Kerala

Rise and fall in quality of education

Seventy years ago, Travancore, Cochin and Malabar regions put together had 47 per cent literacy - almost three times higher than the British Indian average.  

Rajan Gurukkal

Seventy years ago, Travancore, Cochin and Malabar regions put together had 47 per cent literacy - almost three times higher than the British Indian average. 

Transcending the caste-based familial initiation into hereditary crafts (kulathozhil) and traditional general initiation to read and write at the pallikkudam/kalari (village school), education in Kerala was predominantly a missionary enterprise substantially complemented by the state.
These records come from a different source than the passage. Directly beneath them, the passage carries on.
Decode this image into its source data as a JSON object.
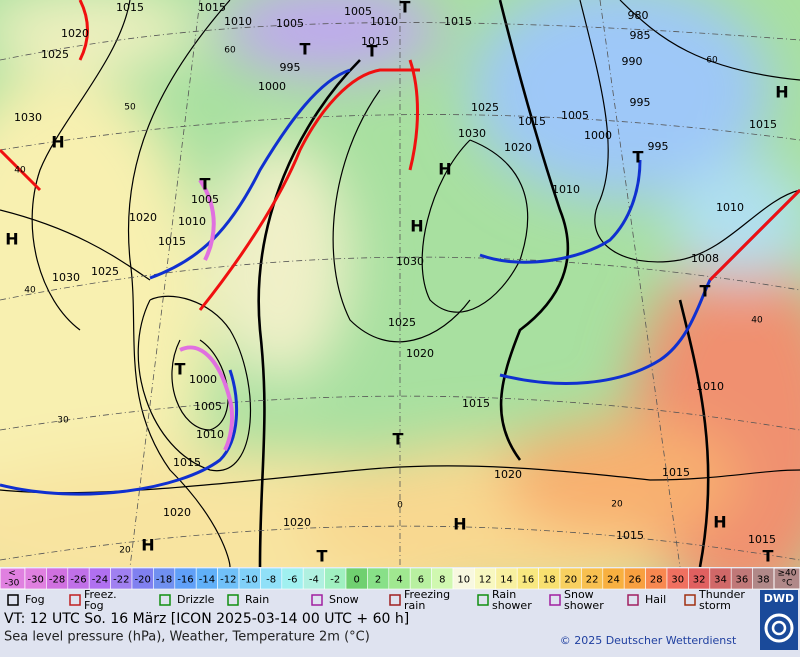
{
  "map": {
    "pressure_labels": [
      "1015",
      "1015",
      "1010",
      "1005",
      "1005",
      "1010",
      "1015",
      "1020",
      "1025",
      "995",
      "1000",
      "1015",
      "980",
      "985",
      "990",
      "995",
      "995",
      "1025",
      "1015",
      "1005",
      "1000",
      "1030",
      "1020",
      "1030",
      "1010",
      "1010",
      "1015",
      "1005",
      "1020",
      "1010",
      "1015",
      "1030",
      "1025",
      "1030",
      "1025",
      "1020",
      "1000",
      "1005",
      "1010",
      "1015",
      "1015",
      "1010",
      "1020",
      "1015",
      "1020",
      "1020",
      "1015",
      "1015",
      "1008"
    ],
    "centers": [
      "H",
      "H",
      "H",
      "T",
      "T",
      "T",
      "T",
      "H",
      "T",
      "H",
      "T",
      "T",
      "H",
      "H",
      "H",
      "T",
      "T",
      "T"
    ],
    "latitudes": [
      "60",
      "50",
      "40",
      "40",
      "30",
      "20",
      "0",
      "20",
      "40",
      "60"
    ]
  },
  "color_scale": {
    "low_label": [
      "<",
      "-30"
    ],
    "high_label": [
      "≥40",
      "°C"
    ],
    "steps": [
      {
        "value": -30,
        "color": "#e080e0"
      },
      {
        "value": -28,
        "color": "#d070e0"
      },
      {
        "value": -26,
        "color": "#c070e8"
      },
      {
        "value": -24,
        "color": "#b070f0"
      },
      {
        "value": -22,
        "color": "#a080f0"
      },
      {
        "value": -20,
        "color": "#8080f0"
      },
      {
        "value": -18,
        "color": "#7090f0"
      },
      {
        "value": -16,
        "color": "#60a0f8"
      },
      {
        "value": -14,
        "color": "#60b0f8"
      },
      {
        "value": -12,
        "color": "#70c0f8"
      },
      {
        "value": -10,
        "color": "#80d0f8"
      },
      {
        "value": -8,
        "color": "#90e0f8"
      },
      {
        "value": -6,
        "color": "#a0f0f0"
      },
      {
        "value": -4,
        "color": "#b0f0e0"
      },
      {
        "value": -2,
        "color": "#a0f0c0"
      },
      {
        "value": 0,
        "color": "#70d070"
      },
      {
        "value": 2,
        "color": "#88e088"
      },
      {
        "value": 4,
        "color": "#a0e890"
      },
      {
        "value": 6,
        "color": "#b8f0a0"
      },
      {
        "value": 8,
        "color": "#d0f8b0"
      },
      {
        "value": 10,
        "color": "#f8f8e0"
      },
      {
        "value": 12,
        "color": "#f8f8c0"
      },
      {
        "value": 14,
        "color": "#f8f0a0"
      },
      {
        "value": 16,
        "color": "#f8e880"
      },
      {
        "value": 18,
        "color": "#f8e070"
      },
      {
        "value": 20,
        "color": "#f8d060"
      },
      {
        "value": 22,
        "color": "#f8c050"
      },
      {
        "value": 24,
        "color": "#f8b040"
      },
      {
        "value": 26,
        "color": "#f8a040"
      },
      {
        "value": 28,
        "color": "#f88850"
      },
      {
        "value": 30,
        "color": "#f07060"
      },
      {
        "value": 32,
        "color": "#e06060"
      },
      {
        "value": 34,
        "color": "#d06868"
      },
      {
        "value": 36,
        "color": "#c07878"
      },
      {
        "value": 38,
        "color": "#b08888"
      }
    ]
  },
  "weather_legend": [
    [
      "Fog"
    ],
    [
      "Freez.",
      "Fog"
    ],
    [
      "Drizzle"
    ],
    [
      "Rain"
    ],
    [
      "Snow"
    ],
    [
      "Freezing",
      "rain"
    ],
    [
      "Rain",
      "shower"
    ],
    [
      "Snow",
      "shower"
    ],
    [
      "Hail"
    ],
    [
      "Thunder",
      "storm"
    ]
  ],
  "footer": {
    "valid_time": "VT: 12 UTC So.  16 März [ICON 2025-03-14  00 UTC + 60 h]",
    "description": "Sea level pressure (hPa), Weather, Temperature 2m (°C)",
    "copyright": "© 2025 Deutscher Wetterdienst",
    "logo": "DWD"
  }
}
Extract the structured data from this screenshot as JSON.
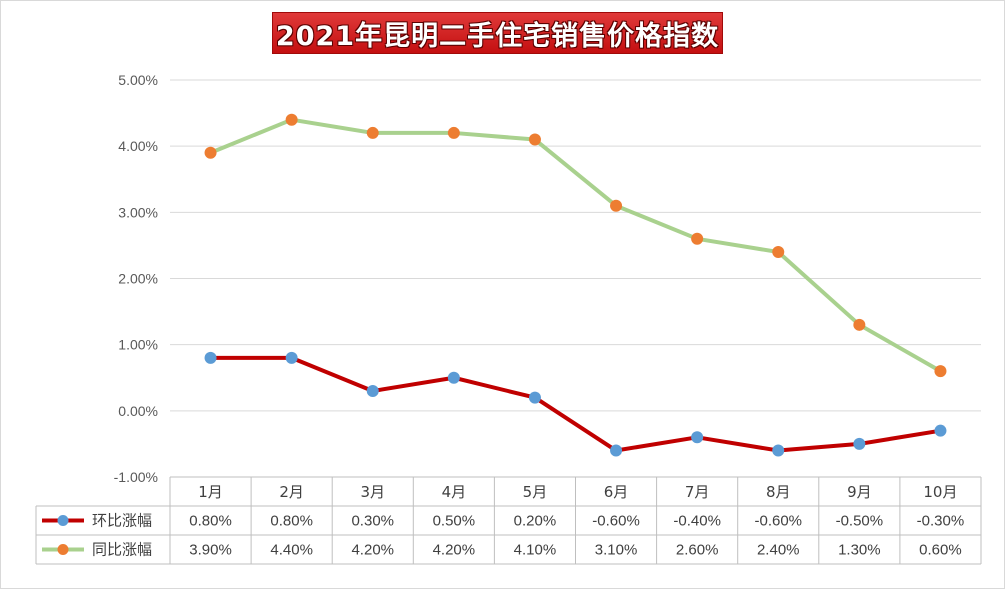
{
  "chart_data": {
    "type": "line",
    "title": "2021年昆明二手住宅销售价格指数",
    "categories": [
      "1月",
      "2月",
      "3月",
      "4月",
      "5月",
      "6月",
      "7月",
      "8月",
      "9月",
      "10月"
    ],
    "series": [
      {
        "name": "环比涨幅",
        "values": [
          0.8,
          0.8,
          0.3,
          0.5,
          0.2,
          -0.6,
          -0.4,
          -0.6,
          -0.5,
          -0.3
        ],
        "labels": [
          "0.80%",
          "0.80%",
          "0.30%",
          "0.50%",
          "0.20%",
          "-0.60%",
          "-0.40%",
          "-0.60%",
          "-0.50%",
          "-0.30%"
        ],
        "line_color": "#c00000",
        "marker_color": "#5b9bd5"
      },
      {
        "name": "同比涨幅",
        "values": [
          3.9,
          4.4,
          4.2,
          4.2,
          4.1,
          3.1,
          2.6,
          2.4,
          1.3,
          0.6
        ],
        "labels": [
          "3.90%",
          "4.40%",
          "4.20%",
          "4.20%",
          "4.10%",
          "3.10%",
          "2.60%",
          "2.40%",
          "1.30%",
          "0.60%"
        ],
        "line_color": "#a9d18e",
        "marker_color": "#ed7d31"
      }
    ],
    "ylim": [
      -1.0,
      5.0
    ],
    "yticks": [
      "5.00%",
      "4.00%",
      "3.00%",
      "2.00%",
      "1.00%",
      "0.00%",
      "-1.00%"
    ],
    "ytick_values": [
      5,
      4,
      3,
      2,
      1,
      0,
      -1
    ],
    "grid": true,
    "legend": "data table below chart"
  }
}
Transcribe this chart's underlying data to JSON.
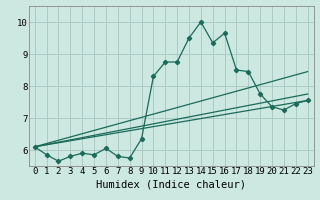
{
  "title": "",
  "xlabel": "Humidex (Indice chaleur)",
  "bg_color": "#cce8e0",
  "grid_color": "#aaccc4",
  "line_color": "#1a6b5a",
  "xlim": [
    -0.5,
    23.5
  ],
  "ylim": [
    5.5,
    10.5
  ],
  "yticks": [
    6,
    7,
    8,
    9,
    10
  ],
  "xticks": [
    0,
    1,
    2,
    3,
    4,
    5,
    6,
    7,
    8,
    9,
    10,
    11,
    12,
    13,
    14,
    15,
    16,
    17,
    18,
    19,
    20,
    21,
    22,
    23
  ],
  "series1_x": [
    0,
    1,
    2,
    3,
    4,
    5,
    6,
    7,
    8,
    9,
    10,
    11,
    12,
    13,
    14,
    15,
    16,
    17,
    18,
    19,
    20,
    21,
    22,
    23
  ],
  "series1_y": [
    6.1,
    5.85,
    5.65,
    5.8,
    5.9,
    5.85,
    6.05,
    5.8,
    5.75,
    6.35,
    8.3,
    8.75,
    8.75,
    9.5,
    10.0,
    9.35,
    9.65,
    8.5,
    8.45,
    7.75,
    7.35,
    7.25,
    7.45,
    7.55
  ],
  "series2_x": [
    0,
    23
  ],
  "series2_y": [
    6.1,
    7.55
  ],
  "series3_x": [
    0,
    23
  ],
  "series3_y": [
    6.1,
    7.75
  ],
  "series4_x": [
    0,
    23
  ],
  "series4_y": [
    6.1,
    8.45
  ],
  "spine_color": "#888888",
  "font_size_ticks": 6.5,
  "font_size_xlabel": 7.5,
  "line_width": 0.9,
  "marker_size": 2.2
}
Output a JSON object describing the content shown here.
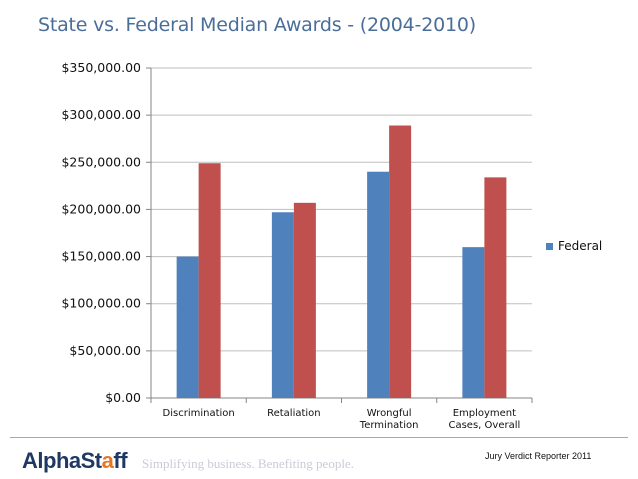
{
  "page": {
    "title": "State vs. Federal Median Awards - (2004-2010)"
  },
  "chart_data": {
    "type": "bar",
    "title": "State vs. Federal Median Awards - (2004-2010)",
    "categories": [
      [
        "Discrimination"
      ],
      [
        "Retaliation"
      ],
      [
        "Wrongful",
        "Termination"
      ],
      [
        "Employment",
        "Cases, Overall"
      ]
    ],
    "series": [
      {
        "name": "Federal",
        "color": "#4f81bd",
        "values": [
          150000,
          197000,
          240000,
          160000
        ]
      },
      {
        "color": "#c0504d",
        "values": [
          249000,
          207000,
          289000,
          234000
        ]
      }
    ],
    "ylim": [
      0,
      350000
    ],
    "yticks": [
      0,
      50000,
      100000,
      150000,
      200000,
      250000,
      300000,
      350000
    ],
    "ytick_labels": [
      "$0.00",
      "$50,000.00",
      "$100,000.00",
      "$150,000.00",
      "$200,000.00",
      "$250,000.00",
      "$300,000.00",
      "$350,000.00"
    ],
    "grid": true,
    "legend": {
      "position": "right",
      "entries": [
        "Federal"
      ]
    }
  },
  "footer": {
    "logo_prefix": "AlphaSt",
    "logo_accent": "a",
    "logo_suffix": "ff",
    "tagline": "Simplifying business. Benefiting people.",
    "source": "Jury Verdict Reporter 2011"
  }
}
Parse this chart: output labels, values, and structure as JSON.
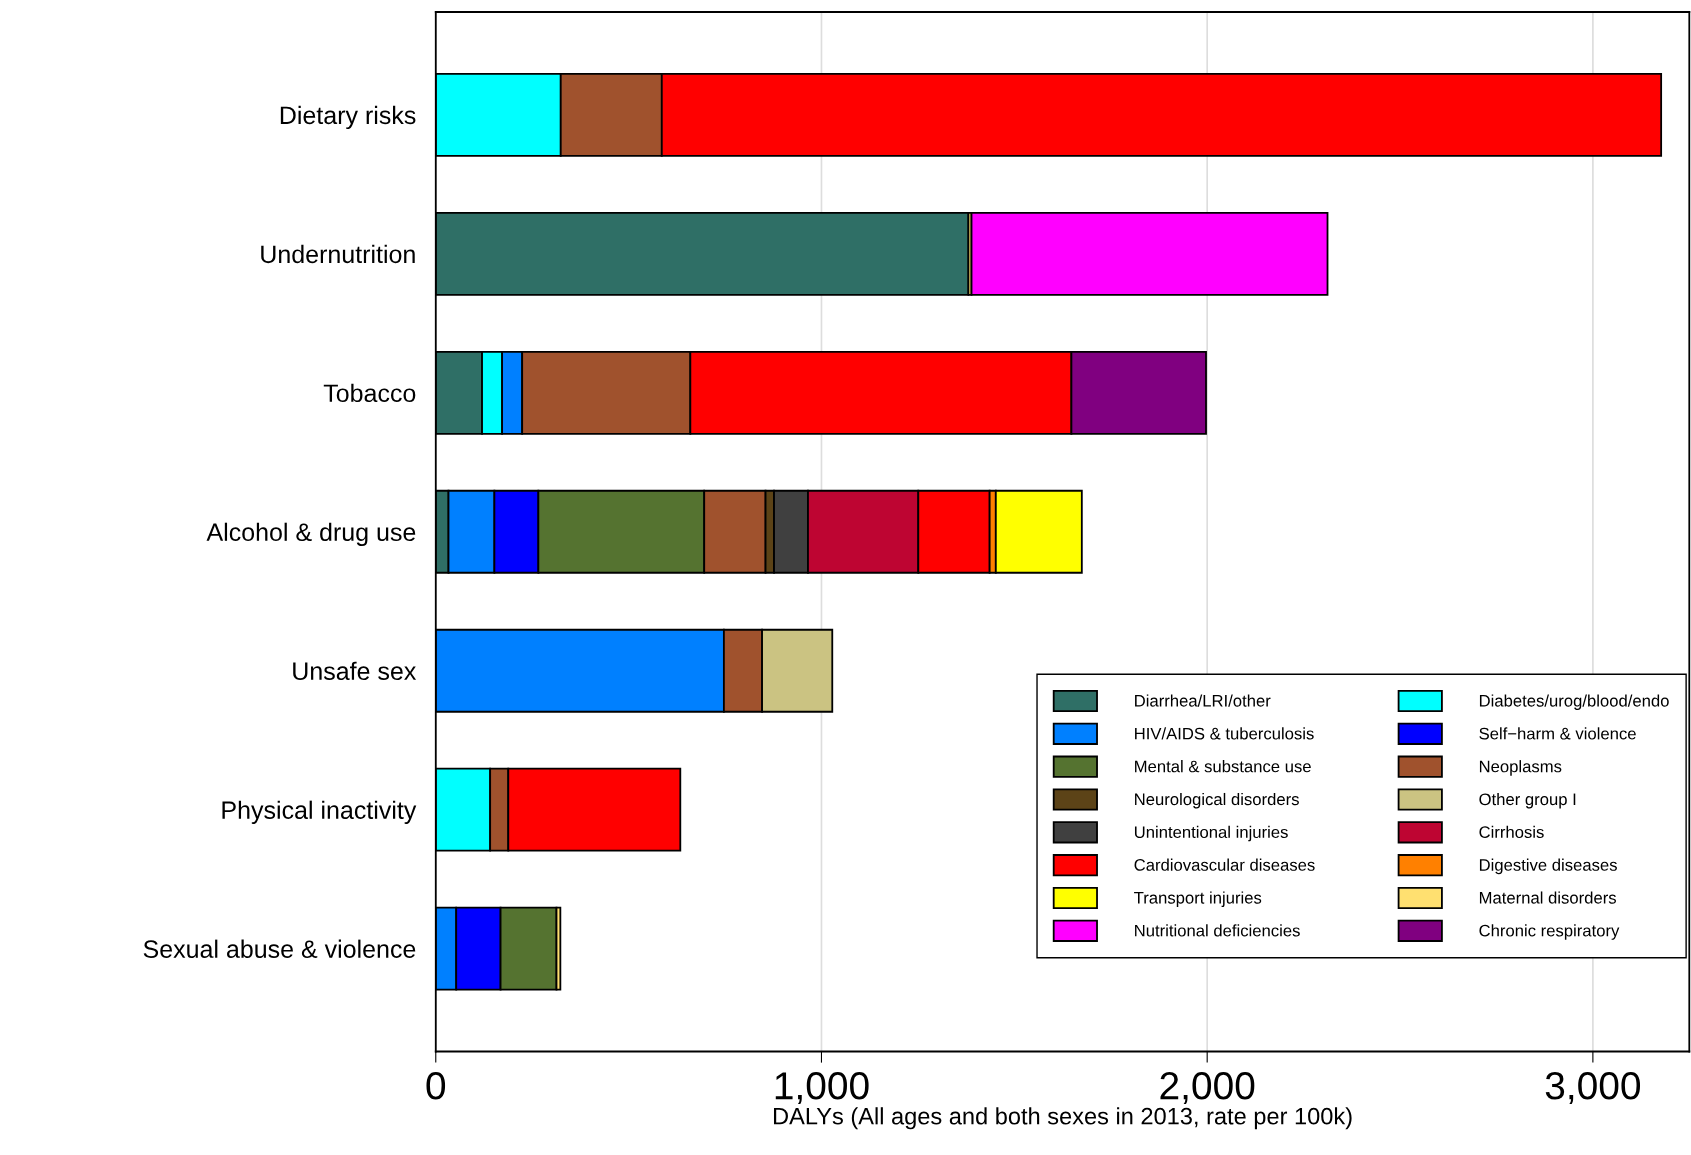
{
  "chart_data": {
    "type": "bar",
    "orientation": "horizontal",
    "stacked": true,
    "xlabel": "DALYs (All ages and both sexes in 2013, rate per 100k)",
    "categories": [
      "Dietary risks",
      "Undernutrition",
      "Tobacco",
      "Alcohol & drug use",
      "Unsafe sex",
      "Physical inactivity",
      "Sexual abuse & violence"
    ],
    "xlim": [
      0,
      3250
    ],
    "xticks": [
      0,
      {
        "value": 1000,
        "label": "1,000"
      },
      {
        "value": 2000,
        "label": "2,000"
      },
      {
        "value": 3000,
        "label": "3,000"
      }
    ],
    "grid": "x",
    "legend": "bottom right",
    "series": [
      {
        "name": "Diarrhea/LRI/other",
        "color": "#2f6f66",
        "values": [
          null,
          1381,
          120,
          33,
          null,
          null,
          null
        ]
      },
      {
        "name": "Diabetes/urog/blood/endo",
        "color": "#00ffff",
        "values": [
          324,
          null,
          52,
          null,
          null,
          141,
          null
        ]
      },
      {
        "name": "HIV/AIDS & tuberculosis",
        "color": "#0080ff",
        "values": [
          null,
          null,
          52,
          119,
          747,
          null,
          53
        ]
      },
      {
        "name": "Self−harm & violence",
        "color": "#0000ff",
        "values": [
          null,
          null,
          null,
          114,
          null,
          null,
          115
        ]
      },
      {
        "name": "Mental & substance use",
        "color": "#557330",
        "values": [
          null,
          null,
          null,
          430,
          null,
          null,
          145
        ]
      },
      {
        "name": "Neoplasms",
        "color": "#a0522d",
        "values": [
          262,
          null,
          436,
          159,
          99,
          47,
          null
        ]
      },
      {
        "name": "Neurological disorders",
        "color": "#5c4317",
        "values": [
          null,
          null,
          null,
          22,
          null,
          null,
          null
        ]
      },
      {
        "name": "Other group I",
        "color": "#cbc382",
        "values": [
          null,
          null,
          null,
          null,
          182,
          null,
          null
        ]
      },
      {
        "name": "Unintentional injuries",
        "color": "#404040",
        "values": [
          null,
          null,
          null,
          88,
          null,
          null,
          null
        ]
      },
      {
        "name": "Cirrhosis",
        "color": "#be0532",
        "values": [
          null,
          null,
          null,
          286,
          null,
          null,
          null
        ]
      },
      {
        "name": "Cardiovascular diseases",
        "color": "#ff0000",
        "values": [
          2591,
          null,
          988,
          185,
          null,
          446,
          null
        ]
      },
      {
        "name": "Digestive diseases",
        "color": "#ff8000",
        "values": [
          null,
          null,
          null,
          16,
          null,
          null,
          null
        ]
      },
      {
        "name": "Transport injuries",
        "color": "#ffff00",
        "values": [
          null,
          null,
          null,
          223,
          null,
          null,
          null
        ]
      },
      {
        "name": "Maternal disorders",
        "color": "#ffe070",
        "values": [
          null,
          8,
          null,
          null,
          null,
          null,
          10
        ]
      },
      {
        "name": "Nutritional deficiencies",
        "color": "#ff00ff",
        "values": [
          null,
          923,
          null,
          null,
          null,
          null,
          null
        ]
      },
      {
        "name": "Chronic respiratory",
        "color": "#800080",
        "values": [
          null,
          null,
          349,
          null,
          null,
          null,
          null
        ]
      }
    ]
  }
}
School education, from its very inception, had de-skilled the children in traditional arts and crafts, but had made them employable in white collar jobs, including teaching. It  emancipated them from the bondage of caste-based hereditary occupations. Quality of education, in terms of competencies in comprehending, applying, analysing, evaluating and creating, was relatively high till the 70s, thanks to the variety of government measures adopted for improving the school infrastructure, learning environment, curricula, textbooks, teacher education, etc. in the wake of the socio-political rush towards 100 per cent literacy.  Kerala Education Rules culminated the state efforts to ensure corruption-free governance of schools, quality teaching and effective learning. Introduction of ‘All Promotion’ with other means to check the drop-outs in the 60s began to compromise quality.

Ever since, the growth of literacy became independent of quality.  Since the 1990s, commercialisation and privatisation of education under neoliberal national education reforms  have inflicted a rupture in the symbiotic relation between the schools of the government and the aided private sector.
Teaching has degenerated to mere militaristic disciplining of students’ memory, and learning has reduced itself to mere remembering. Teachers hardly think about teaching how to learn and students seldom distinguish understanding from memorising. Colleges and universities became institutions full of students behaving like objects floating in a current and teachers mostly discharging their duties in a ‘work to rule’ system. This has made higher education too mechanical.  Today, commercialised professional education of abysmally poor quality is proliferating unemployable graduates, awaiting enslavement tomorrow. In short, 70 years of education show a trajectory of steady rise in the percentage of literacy, but with an intersecting quality curve sticky downward from the 1990s.      

(Former Vice-Chancellor of MG University and an eminent historian and social scientist.)